More developed pieces surround us. Massive sculptures coated in countless layers of paint loom like colorful shadows next to portraits housed in complex, collage-like frames. His output is a language of its own: a vast network of familiar symbols that create surreal dreamscapes when combined.
Come June 27, a select portion of this work will be featured in New York City’s White Columns gallery and, thanks to a crowdfunding campaign conducted by V + V, Davis will get to come to New York with it.
When I first meet Davis for coffee, he wears a paint-splattered Dallas Cowboys cap and cuffed cargo pants. He’s joined by V + V’s exhibition director Skip Cullen and development director Jim Neidhard.
As of that Friday morning, V + V had crowdfunded more than $3,500 in order to send Davis and others to the opening of his solo exhibition in New York.
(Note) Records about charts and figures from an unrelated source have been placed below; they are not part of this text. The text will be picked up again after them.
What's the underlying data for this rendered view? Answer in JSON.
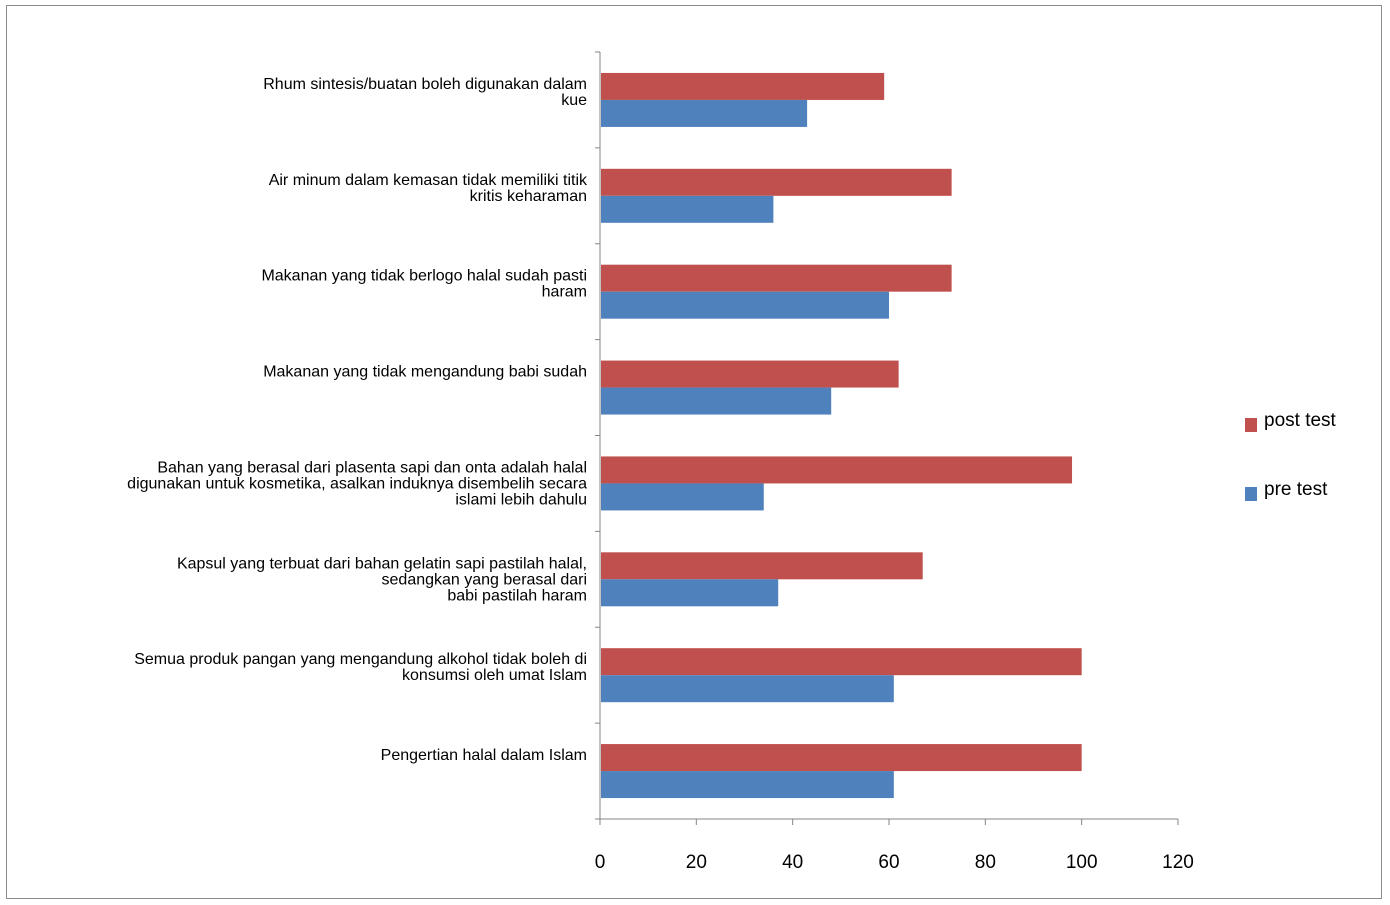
{
  "chart_data": {
    "type": "bar",
    "orientation": "horizontal",
    "categories": [
      "Pengertian halal dalam Islam",
      "Semua produk pangan yang mengandung alkohol tidak boleh di konsumsi oleh umat Islam",
      "Kapsul yang terbuat dari bahan gelatin sapi pastilah halal, sedangkan yang berasal dari babi pastilah haram",
      "Bahan yang berasal dari plasenta sapi dan onta adalah halal digunakan untuk kosmetika, asalkan induknya disembelih secara islami lebih dahulu",
      "Makanan yang tidak mengandung babi sudah",
      "Makanan yang tidak berlogo halal sudah pasti haram",
      "Air minum dalam kemasan tidak memiliki titik kritis keharaman",
      "Rhum sintesis/buatan boleh digunakan dalam kue"
    ],
    "category_lines": [
      [
        "Pengertian halal dalam Islam"
      ],
      [
        "Semua produk pangan yang mengandung alkohol tidak boleh di",
        "konsumsi oleh umat Islam"
      ],
      [
        "Kapsul yang terbuat dari bahan gelatin sapi pastilah halal,",
        "sedangkan yang berasal dari",
        "babi pastilah haram"
      ],
      [
        "Bahan yang berasal dari plasenta sapi dan onta adalah halal",
        "digunakan untuk kosmetika, asalkan induknya disembelih secara",
        "islami lebih dahulu"
      ],
      [
        "Makanan yang tidak mengandung babi sudah"
      ],
      [
        "Makanan yang tidak berlogo halal sudah pasti",
        "haram"
      ],
      [
        "Air minum dalam kemasan tidak memiliki titik",
        "kritis keharaman"
      ],
      [
        "Rhum sintesis/buatan boleh digunakan dalam",
        "kue"
      ]
    ],
    "series": [
      {
        "name": "post test",
        "color": "#c0504d",
        "values": [
          100,
          100,
          67,
          98,
          62,
          73,
          73,
          59
        ]
      },
      {
        "name": "pre test",
        "color": "#4f81bd",
        "values": [
          61,
          61,
          37,
          34,
          48,
          60,
          36,
          43
        ]
      }
    ],
    "xlim": [
      0,
      120
    ],
    "xticks": [
      "0",
      "20",
      "40",
      "60",
      "80",
      "100",
      "120"
    ],
    "legend_position": "right",
    "grid": false
  }
}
His show will add to White Columns’s 15-year history of collaborating with programs that support artists with disabilities; the show will focus on Davis’ sculptural work, which is produced by gradually covering salvaged objects like logs, rocks and dolls with coats of paint, each layer a different color.
It was Davis’ found-object work in particular that caught the eye of White Columns director and chief curator Matthew Higgs in July 2016. Higgs initially made the trip to V + V’s studio to meet visual poet Dale Jackson, but he was so intrigued by Davis’s process that he made three Instagram posts of the artist in action.
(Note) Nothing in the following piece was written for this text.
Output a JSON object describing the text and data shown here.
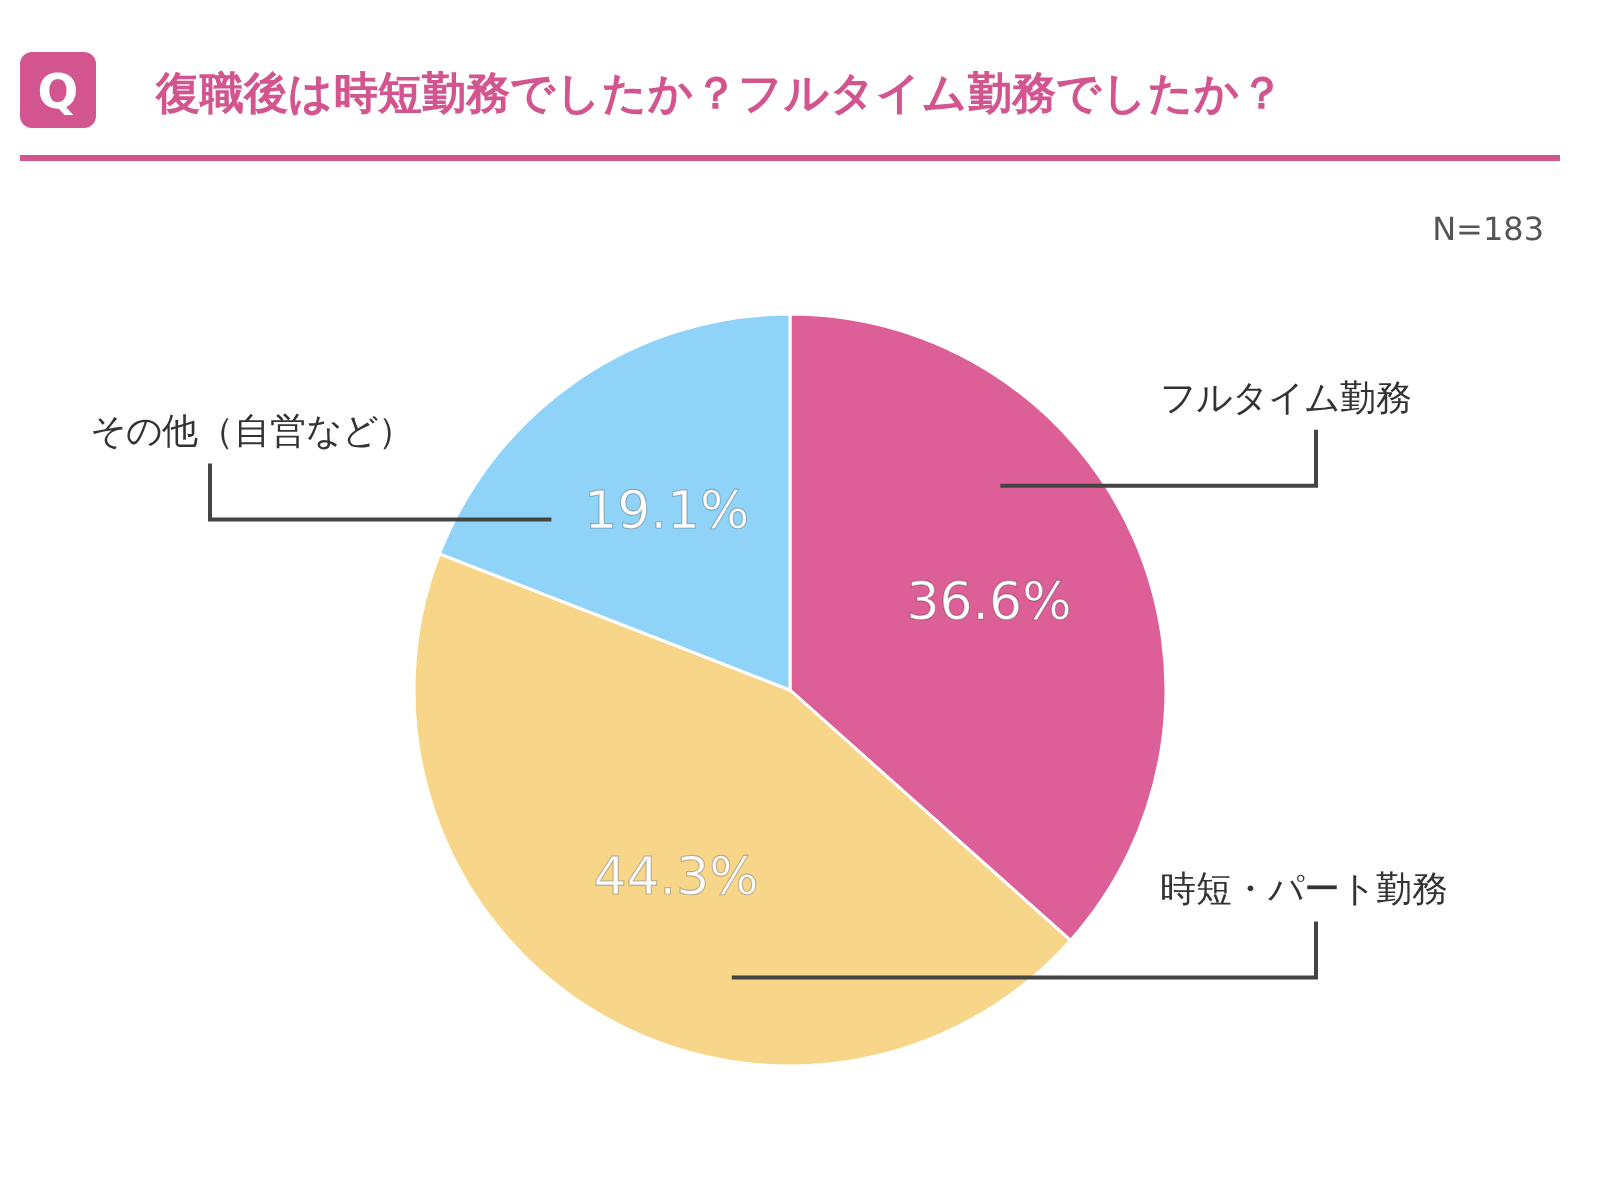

Higgs’s sizeable following helped put Davis on the map of international collectors. In 2017, four of his pieces were displayed at the center of the summer exhibition for Belgian gallery Sorry We’re Closed. Perched on a large, white table, his cake-like assemblages never looked so Instagrammable, their dreamy pinks and blues floating in space.
Cullen says that Davis changes the color of his pieces every few days, often after periods of contemplation in V + V’s backyard garden.
“He comes in every day and kind of has a ritual,” Cullen says. “Some days he focuses on more 2D work, and — I don’t want to say he puts a layer of paint on every day — but yesterday, for example, he painted a sculpture of a girl.”
“Hell yeah — I painted her blue, man,” Davis interjects, laughing.
After White Columns confirmed Davis’s upcoming solo exhibition, V + V board member Kate Harrow set up a GoFundMe page on June 11 to help cover travel expenses in order for Davis to attend opening night: $1,500 would mail his art to New York City; $2,500 would be enough to board Davis and his independent provider; and the final goal of $3,500 would allow for a staff member to go with them. By June 20, the page had already eclipsed all three goals.
As the opening approaches, Davis continues to hone his craft, working from about 10 a.m.-4 p.m. on weekdays as he churns out sketches, creates glitter-coated candelabras and teaches the occasional class at V + V’s storefront in Oakley.
“When I get started,” he tells me “I get finished.”